Consider the Banach space $c_0$ of all sequences that converges to $0$ with supremum norm. Let $$ E=\{x=(x_n)\in c_0:\sum_{n=1}^\infty 2^{-n}x_n=0\}\\ r=(2,0,0,0,...)$$ How can I show that for all $x\in E$, $d(x,r) \neq d(E,r)=\inf\{d(x,r)|x\in E\}$? i.e. Length minimizer of $r$ respect to $E$ does not exist.

Answer 1

It's usually important to first figure out the distance $d(r, E)$. Knowing this number often helps formulate a proof. In this case, we have (for reasons that we're about to see) $d(r, E) = 1$.

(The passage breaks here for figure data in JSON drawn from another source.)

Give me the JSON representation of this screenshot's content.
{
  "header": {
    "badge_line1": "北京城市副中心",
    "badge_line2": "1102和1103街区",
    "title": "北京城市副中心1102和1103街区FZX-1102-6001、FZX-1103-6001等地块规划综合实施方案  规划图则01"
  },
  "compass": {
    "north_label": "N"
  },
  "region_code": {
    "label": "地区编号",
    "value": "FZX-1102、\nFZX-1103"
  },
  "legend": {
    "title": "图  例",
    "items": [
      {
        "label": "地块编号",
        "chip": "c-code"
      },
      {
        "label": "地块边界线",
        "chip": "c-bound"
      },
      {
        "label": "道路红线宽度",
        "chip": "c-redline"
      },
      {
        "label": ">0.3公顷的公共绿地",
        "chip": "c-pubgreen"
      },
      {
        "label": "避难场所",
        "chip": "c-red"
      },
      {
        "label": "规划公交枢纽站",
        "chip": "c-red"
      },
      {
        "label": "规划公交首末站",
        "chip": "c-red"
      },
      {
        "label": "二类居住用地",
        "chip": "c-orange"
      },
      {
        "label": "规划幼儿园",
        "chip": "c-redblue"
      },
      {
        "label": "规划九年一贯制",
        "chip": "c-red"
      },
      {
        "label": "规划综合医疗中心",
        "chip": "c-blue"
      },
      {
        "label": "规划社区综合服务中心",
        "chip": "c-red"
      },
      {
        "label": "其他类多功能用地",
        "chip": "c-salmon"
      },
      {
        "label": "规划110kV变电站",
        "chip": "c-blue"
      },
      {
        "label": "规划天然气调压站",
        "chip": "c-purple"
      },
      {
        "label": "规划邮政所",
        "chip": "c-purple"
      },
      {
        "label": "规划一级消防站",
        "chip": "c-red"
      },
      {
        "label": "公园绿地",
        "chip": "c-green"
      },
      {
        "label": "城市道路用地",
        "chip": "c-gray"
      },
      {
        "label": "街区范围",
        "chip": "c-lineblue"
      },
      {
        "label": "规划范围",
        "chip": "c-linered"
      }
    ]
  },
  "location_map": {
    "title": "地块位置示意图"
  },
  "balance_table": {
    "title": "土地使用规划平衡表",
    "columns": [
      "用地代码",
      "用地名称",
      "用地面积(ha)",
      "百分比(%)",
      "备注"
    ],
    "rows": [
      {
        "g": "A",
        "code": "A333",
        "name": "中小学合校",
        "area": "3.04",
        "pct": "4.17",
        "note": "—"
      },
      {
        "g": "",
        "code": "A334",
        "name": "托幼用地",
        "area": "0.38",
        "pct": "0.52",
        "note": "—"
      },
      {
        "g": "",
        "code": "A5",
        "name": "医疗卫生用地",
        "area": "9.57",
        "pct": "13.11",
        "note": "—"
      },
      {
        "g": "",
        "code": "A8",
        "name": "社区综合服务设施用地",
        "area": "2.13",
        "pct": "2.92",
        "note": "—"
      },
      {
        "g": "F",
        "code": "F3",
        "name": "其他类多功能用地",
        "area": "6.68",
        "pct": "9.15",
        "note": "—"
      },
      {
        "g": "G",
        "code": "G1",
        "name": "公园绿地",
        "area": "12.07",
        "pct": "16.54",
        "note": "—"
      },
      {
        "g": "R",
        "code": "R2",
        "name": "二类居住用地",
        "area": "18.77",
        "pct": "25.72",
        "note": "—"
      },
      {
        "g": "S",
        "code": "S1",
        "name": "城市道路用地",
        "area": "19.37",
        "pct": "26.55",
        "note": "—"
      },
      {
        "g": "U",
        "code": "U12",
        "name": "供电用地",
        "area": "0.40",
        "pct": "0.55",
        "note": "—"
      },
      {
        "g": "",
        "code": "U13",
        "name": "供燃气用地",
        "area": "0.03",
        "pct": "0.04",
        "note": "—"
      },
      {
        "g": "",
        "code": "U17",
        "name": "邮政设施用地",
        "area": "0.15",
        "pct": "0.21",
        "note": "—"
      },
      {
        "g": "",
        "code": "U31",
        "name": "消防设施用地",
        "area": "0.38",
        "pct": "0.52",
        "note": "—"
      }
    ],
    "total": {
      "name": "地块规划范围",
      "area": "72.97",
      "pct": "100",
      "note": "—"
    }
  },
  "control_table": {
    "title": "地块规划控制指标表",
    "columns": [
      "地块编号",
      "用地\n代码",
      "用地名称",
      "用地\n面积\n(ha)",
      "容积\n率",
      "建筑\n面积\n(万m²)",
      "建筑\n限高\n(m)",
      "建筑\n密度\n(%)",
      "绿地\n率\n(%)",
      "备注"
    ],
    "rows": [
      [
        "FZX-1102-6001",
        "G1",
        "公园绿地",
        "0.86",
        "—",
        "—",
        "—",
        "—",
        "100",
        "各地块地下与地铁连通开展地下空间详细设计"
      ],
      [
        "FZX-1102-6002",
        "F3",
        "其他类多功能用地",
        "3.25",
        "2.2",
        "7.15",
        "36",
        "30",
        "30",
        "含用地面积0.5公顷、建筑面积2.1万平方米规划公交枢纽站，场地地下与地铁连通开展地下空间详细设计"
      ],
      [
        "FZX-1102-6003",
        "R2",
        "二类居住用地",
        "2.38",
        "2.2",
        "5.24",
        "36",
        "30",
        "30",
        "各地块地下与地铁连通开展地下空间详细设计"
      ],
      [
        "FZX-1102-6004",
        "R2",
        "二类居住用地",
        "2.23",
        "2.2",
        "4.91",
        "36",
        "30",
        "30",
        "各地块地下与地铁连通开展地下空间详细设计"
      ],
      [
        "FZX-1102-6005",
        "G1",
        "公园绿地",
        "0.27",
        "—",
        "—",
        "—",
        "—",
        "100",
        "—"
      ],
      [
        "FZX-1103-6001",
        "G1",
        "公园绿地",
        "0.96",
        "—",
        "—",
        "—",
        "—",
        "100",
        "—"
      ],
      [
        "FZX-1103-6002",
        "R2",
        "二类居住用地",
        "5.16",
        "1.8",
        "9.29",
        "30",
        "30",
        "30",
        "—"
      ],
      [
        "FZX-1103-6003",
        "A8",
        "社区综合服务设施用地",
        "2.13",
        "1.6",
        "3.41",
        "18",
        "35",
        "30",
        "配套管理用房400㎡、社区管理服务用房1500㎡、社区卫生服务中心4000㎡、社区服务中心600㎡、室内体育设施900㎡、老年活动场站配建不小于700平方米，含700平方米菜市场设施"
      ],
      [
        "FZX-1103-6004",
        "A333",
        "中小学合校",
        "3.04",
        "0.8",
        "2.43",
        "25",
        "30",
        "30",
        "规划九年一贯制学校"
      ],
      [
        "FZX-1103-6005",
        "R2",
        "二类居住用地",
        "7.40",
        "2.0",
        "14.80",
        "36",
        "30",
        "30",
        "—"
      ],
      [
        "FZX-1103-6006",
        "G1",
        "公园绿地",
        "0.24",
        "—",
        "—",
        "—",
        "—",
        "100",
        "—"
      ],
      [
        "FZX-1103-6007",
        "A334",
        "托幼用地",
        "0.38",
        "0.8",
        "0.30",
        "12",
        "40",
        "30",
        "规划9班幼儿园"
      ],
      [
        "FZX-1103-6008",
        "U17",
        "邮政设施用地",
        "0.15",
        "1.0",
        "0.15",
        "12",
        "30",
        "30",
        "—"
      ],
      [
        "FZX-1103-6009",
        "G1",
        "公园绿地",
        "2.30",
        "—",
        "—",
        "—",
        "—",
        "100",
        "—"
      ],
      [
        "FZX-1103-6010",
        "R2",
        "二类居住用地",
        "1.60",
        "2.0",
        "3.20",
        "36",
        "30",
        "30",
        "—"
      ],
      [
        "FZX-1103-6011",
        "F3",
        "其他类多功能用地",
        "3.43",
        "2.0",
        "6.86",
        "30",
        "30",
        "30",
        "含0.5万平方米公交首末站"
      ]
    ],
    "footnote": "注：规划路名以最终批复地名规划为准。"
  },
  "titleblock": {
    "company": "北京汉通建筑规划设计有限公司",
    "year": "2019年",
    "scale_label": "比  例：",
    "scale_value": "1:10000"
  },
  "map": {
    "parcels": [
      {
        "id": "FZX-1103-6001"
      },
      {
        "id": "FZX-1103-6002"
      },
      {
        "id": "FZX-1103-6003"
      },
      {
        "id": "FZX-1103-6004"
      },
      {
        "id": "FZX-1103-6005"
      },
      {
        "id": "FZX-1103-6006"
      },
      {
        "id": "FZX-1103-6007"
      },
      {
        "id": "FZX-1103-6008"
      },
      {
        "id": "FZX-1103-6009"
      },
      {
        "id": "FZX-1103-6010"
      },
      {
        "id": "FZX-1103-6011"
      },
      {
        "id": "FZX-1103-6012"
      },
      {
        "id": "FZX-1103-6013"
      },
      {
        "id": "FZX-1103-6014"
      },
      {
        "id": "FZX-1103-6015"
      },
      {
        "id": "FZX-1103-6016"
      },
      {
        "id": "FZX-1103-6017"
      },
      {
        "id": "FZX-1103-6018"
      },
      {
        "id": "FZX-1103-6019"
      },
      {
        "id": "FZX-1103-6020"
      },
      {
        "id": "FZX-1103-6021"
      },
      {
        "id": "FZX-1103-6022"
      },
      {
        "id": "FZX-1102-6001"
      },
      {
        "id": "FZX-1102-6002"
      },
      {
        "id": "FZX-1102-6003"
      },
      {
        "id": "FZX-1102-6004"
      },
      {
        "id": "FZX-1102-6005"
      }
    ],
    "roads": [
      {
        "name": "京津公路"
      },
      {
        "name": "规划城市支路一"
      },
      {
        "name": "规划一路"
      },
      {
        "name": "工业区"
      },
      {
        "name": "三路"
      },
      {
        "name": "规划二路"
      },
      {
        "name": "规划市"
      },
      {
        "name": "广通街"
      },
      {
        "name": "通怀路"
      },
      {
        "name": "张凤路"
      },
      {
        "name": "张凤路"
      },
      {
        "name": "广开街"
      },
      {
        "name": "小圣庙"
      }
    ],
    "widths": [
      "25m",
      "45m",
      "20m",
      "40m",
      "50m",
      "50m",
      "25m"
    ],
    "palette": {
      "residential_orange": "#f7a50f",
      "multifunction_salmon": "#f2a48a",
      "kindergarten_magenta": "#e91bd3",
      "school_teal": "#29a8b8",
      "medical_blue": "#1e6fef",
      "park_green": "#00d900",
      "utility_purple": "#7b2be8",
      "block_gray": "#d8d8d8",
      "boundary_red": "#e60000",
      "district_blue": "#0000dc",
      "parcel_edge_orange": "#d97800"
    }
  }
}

Consider a sequence $(x_n) \in c_0$ such that $\|x_n - r\| \le 1$. That is, $$\max\left\lbrace |2 - x_1|, \sup_{n \ge 2} |x_n| \right\rbrace \le 1.$$ We wish to show that $(x_n) \notin E$. If this were the case, then $$\sum_{n=1}^\infty 2^{-n}x_n = 0.$$ Since $|2 - x_1| \le 1$, we have $x_1 \ge 1$. We also have $x_n \ge -1$ for $n \ge 2$. So, $$0 = \frac{x_1}{2} + \sum_{n=2}^\infty 2^{-n} x_n \ge \frac{1}{2} - \sum_{n=2}^\infty 2^{-n} = 0$$ Hence, the inequality is an equality. If $x_1 > 1$ or if $x_n > -1$ for some $n \ge 2$, then the inequality would have been strict, so $x_1 = 1$, and $x_n = -1$ for all $n \ge 2$. This is not possible, as $x_n \to 0$. Therefore, $x_n \notin E$.

On the other hand, for all $n, k$, let $$x_n^k = \begin{cases}1 - 2^{-k} & \text{if } n = 1 \\ -1 & \text{if } 1 < n \le k + 1 \\ 0 & \text{if } n \ge k + 1 \end{cases}.$$ Note that, for all $k$, we have $(x_n^k)_{n=1}^\infty \in E$, and $\|x_n^k - r\| = 2^{-k} \to 0$.